By Pavel Polityuk and Natalia Zinets
(Reuters) – The southern Ukrainian port of Mariupol has been under heavy fire from Russian forces since soon after the war began on Feb. 24.
Nearly 5,000 people have been killed and buildings across the city destroyed, according to the mayor. He said 290,000 people had fled by March 27 but that at least 160,000 were still trapped without power and with little food or other supplies.
Why is the city so important?
Mariupol is the biggest Ukrainian city on the Sea of Azov, which is connected to the Black Sea by the narrow Kerch Strait. The city takes its name from Maria Feodorovna, the wife of Russian Emperor Alexander III, and lies about 70 km (43 miles) from the border with Russia. It is also a few kilometres from territories of eastern Ukraine controlled by Russia-backed separatists who have been fighting Ukrainian government forces since 2014.
Mariupol’s capture could enable Russia to create a land bridge between two separatist, self-proclaimed people’s republics in Donbas and the Crimea region which Russia seized and annexed in 2014.
Capturing Mariupol would also give Russia control of the Ukrainian coast on the Sea of Azov as it also tries to cut Ukraine off from the Black Sea. Russian forces have already seized the Black Sea port of Kherson about 380 km from Mariupol and Russia controls Crimea’s Black Sea ports.
Losing Mariupol, and the establishment of a land corridor, could give Russian forces a chance to encircle Ukrainian troops that before the war were based on the line of contact around separatist-controlled territory.
Capturing Mariupol would free up Russian troops bogged down there for new duties such as reinforcing other fronts.
Mariupol is important role for Ukraine’s economy as the port is used to export iron, steel, grain and heavy machinery, a significant source of income for the Ukrainian government.
It was traditionally a major export port for coal in Soviet times, when it was from 1948 until 1989 known as Zhdanov, after a communist leader who was born there.
A senior industry official said on March 21 that Ukraine faced a possible grain revenue loss of $6 billion because of Russia’s blockade of ports including Mariupol.
Countries that rely on imports of Ukrainian wheat include Egypt, Turkey and Yemen.

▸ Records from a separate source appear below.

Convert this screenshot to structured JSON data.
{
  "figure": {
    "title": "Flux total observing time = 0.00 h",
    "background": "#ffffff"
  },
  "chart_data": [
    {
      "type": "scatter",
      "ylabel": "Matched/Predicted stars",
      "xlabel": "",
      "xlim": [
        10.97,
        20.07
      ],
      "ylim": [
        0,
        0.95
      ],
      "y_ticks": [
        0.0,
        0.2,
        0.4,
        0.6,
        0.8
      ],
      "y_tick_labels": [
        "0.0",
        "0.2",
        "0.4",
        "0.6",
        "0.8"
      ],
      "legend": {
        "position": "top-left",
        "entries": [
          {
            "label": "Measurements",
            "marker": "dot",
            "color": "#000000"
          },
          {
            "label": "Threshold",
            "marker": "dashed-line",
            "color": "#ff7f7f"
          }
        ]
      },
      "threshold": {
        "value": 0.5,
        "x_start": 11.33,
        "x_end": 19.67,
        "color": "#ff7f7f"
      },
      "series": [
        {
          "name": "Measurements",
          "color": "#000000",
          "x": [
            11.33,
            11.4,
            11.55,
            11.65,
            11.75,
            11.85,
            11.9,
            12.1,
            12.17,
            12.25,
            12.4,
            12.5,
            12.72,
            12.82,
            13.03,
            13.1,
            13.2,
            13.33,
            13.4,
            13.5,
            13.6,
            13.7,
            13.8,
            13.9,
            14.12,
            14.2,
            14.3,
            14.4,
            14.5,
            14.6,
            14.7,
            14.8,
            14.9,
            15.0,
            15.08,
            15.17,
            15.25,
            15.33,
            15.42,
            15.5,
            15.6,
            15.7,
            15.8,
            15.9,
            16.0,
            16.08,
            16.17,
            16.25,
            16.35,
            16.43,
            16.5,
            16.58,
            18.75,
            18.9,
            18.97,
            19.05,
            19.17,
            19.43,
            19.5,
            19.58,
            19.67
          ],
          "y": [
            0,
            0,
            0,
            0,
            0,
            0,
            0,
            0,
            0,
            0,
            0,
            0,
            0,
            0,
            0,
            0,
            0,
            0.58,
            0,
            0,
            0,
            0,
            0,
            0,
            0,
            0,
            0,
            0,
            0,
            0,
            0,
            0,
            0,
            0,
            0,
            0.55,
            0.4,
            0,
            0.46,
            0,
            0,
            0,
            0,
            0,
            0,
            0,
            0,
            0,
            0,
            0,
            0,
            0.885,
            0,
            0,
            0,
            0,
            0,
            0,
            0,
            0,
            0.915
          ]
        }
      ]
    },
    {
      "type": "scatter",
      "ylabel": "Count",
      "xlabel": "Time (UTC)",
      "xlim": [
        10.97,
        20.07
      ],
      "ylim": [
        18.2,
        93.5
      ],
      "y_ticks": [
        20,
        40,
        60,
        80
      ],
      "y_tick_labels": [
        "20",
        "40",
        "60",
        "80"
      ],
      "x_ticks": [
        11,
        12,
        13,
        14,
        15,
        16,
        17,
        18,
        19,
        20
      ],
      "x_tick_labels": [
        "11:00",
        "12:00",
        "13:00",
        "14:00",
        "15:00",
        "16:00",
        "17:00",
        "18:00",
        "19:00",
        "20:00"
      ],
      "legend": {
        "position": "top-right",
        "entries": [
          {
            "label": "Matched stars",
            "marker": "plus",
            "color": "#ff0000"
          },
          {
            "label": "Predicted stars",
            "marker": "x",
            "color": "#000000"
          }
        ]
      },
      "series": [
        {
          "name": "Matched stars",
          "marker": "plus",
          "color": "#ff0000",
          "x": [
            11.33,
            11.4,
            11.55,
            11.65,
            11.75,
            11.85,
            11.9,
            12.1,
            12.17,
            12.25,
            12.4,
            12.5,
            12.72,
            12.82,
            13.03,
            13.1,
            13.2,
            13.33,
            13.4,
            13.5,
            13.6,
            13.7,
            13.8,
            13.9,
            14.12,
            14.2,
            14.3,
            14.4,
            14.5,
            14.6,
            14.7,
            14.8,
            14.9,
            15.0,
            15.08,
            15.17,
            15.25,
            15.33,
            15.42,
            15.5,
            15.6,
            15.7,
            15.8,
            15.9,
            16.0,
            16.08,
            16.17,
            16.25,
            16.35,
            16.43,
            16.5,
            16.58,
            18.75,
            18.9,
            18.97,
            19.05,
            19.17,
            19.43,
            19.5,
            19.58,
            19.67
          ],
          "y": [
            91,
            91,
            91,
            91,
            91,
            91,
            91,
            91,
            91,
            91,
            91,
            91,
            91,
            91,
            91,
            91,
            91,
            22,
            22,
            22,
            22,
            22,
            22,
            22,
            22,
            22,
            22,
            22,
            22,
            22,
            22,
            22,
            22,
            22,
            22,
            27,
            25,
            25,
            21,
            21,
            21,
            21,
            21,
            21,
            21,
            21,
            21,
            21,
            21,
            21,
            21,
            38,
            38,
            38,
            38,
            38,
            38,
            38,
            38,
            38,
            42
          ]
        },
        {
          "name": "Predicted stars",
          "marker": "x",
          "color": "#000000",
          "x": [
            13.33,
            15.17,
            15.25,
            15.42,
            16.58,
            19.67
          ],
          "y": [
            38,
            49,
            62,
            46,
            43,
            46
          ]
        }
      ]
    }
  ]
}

The war is contributing to global food inflation.
Mariupol is also home to the Illich Iron and Steel Works, the second largest metallurgical enterprise in Ukraine, and to the Azovstal iron and steel works, one of the biggest steel rolling companies in the country.
Mariupol has deeper berths than other Ukrainian ports in the region. Controlling it could help Russia ship equipment, goods and personnel more quickly and easily between Russia, Donbas and Crimea.
DAVID AND GOLIATH
Mariupol has become a symbol of Ukrainian resistance, with leaders portraying the outgunned defenders as heroes fighting an uneven battle similar to the Biblical struggle between David and Goliath.
Some foreign and Ukrainian leaders have compared the destruction in Mariupol to the devastation caused by Russian assaults on the Syrian city of Aleppo and Grozny in Russia’s restive Chechnya region.
Mariupol would be the first major Ukrainian city to fall to the Russian invaders. Losing it would be a potentially heavy psychological blow that dents Ukrainian morale.
By contrast, it could lift the mood in Russia and be held up by President Vladimir Putin as an important victory in a war that Western military experts say has largely struggled to achieve its objectives.
Russia has vilified the Azov Battalion, a far-right militia that is part of Ukraine’s National Guard and has been helping defend Mariupol. One of the declared goals of Putin’s “special operation” was to “denazify” Ukraine. Western leaders say that was a baseless pretext for an unjustified war, but Putin would be likely to hold up a defeat of the Azov Battalion, or the capture of any if its fighters, as a milestone.